Novamente o cinema veio no meu auxílio. Jack Nicholson, na porta da aposentadoria, que se pergunta em As Confissões de Schmidt “O que eu fiz com a minha vida? Onde fiz a diferença?”. É o que o filósofo deste terço final do livro também se pergunta: “Me sentia um pobre menino rico. Pobre no quesito afeto, frágil como um menino. Mas era rico, conseguia tudo que o dinheiro pode comprar. Apenas isso, um pobre menino rico. Razão e emoção me instigavam e castigavam”. E esclarece luminosamente: “Não são simplesmente lamúrias. São reflexões de um amadurecido sensato que vislumbra o apodrecimento. O termo é forte. Cabe bem no reino vegetal. Para os animais, sobretudo os racionais, soa melhor envelhecimento (…) Eu estava coisificado na minha rotina de vida e de trabalho. A solidão me humanizou, me despertou para a vida. Para a vida da pessoa física. A pessoa jurídica passou a ser secundária”.

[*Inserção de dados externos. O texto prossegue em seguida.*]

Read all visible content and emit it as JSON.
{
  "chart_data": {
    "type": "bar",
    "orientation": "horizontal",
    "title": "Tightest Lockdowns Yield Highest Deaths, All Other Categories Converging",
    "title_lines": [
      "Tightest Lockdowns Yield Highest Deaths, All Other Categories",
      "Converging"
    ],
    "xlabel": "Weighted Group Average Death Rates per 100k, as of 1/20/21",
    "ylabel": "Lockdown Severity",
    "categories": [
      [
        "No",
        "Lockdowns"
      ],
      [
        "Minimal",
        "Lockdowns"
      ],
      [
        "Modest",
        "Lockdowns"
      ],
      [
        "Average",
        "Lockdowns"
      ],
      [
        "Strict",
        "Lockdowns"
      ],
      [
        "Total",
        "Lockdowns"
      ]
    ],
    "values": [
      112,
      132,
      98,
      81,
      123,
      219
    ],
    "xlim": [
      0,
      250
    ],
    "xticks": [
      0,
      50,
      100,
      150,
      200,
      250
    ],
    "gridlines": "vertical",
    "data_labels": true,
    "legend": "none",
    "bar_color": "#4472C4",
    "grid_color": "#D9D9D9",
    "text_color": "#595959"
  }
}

Fecho o livro, sorrindo e pensando. E agradecendo, porque nessa altura da vida -vamos ficar com envelhecimento….melhor que apodrecer aos poucos – é ótimo comprovar que vamos de braço dado com amigos que refletem e olham com esperança, para o passado e para o futuro. O mesmo que fez Schimdt nas suas confissões: adotou virtualmente uma criança na Africa, para ter a quem escrever, para lhe contar a sua vida. Escrever é sempre um modo de nos entendermos. Quando quis escrever o livro -confessa nosso autor- descobre que há cursos para escrever, e variedades sobre o mesmo tema. Mas não se interessou, porque queria fazer algo intuitivo, menos planejado. Queria desabafar, escrever pensamentos, reflexões, sentimentos e deixar as coisas fluírem sem regras predeterminadas. O mundo rápido, on time, que nos cerca, distrai-nos sim da leitura -cada vez menos leem com paciência- mas, coloca-nos a anos luz da escritura. Dai que poucos consigam se entender e, obviamente, sem capacidade de entender os outros. Obrigado Ary, por nos lembrar que somos capazes de escrever, de nos entender. Também pensamos nisso na passada Noite dos Escritores. Haverá outras com certeza. E com um chamado aos escritores ocultos da nossa querida turma, Fundidos 64, fazerem ato de presença. Uma convocação amável e direta: escreve o que levas dentro, e verás um mundo novo, um mundo melhor. Essa é a condição para avançar em idade com classe, otimismo, sem perder elegância.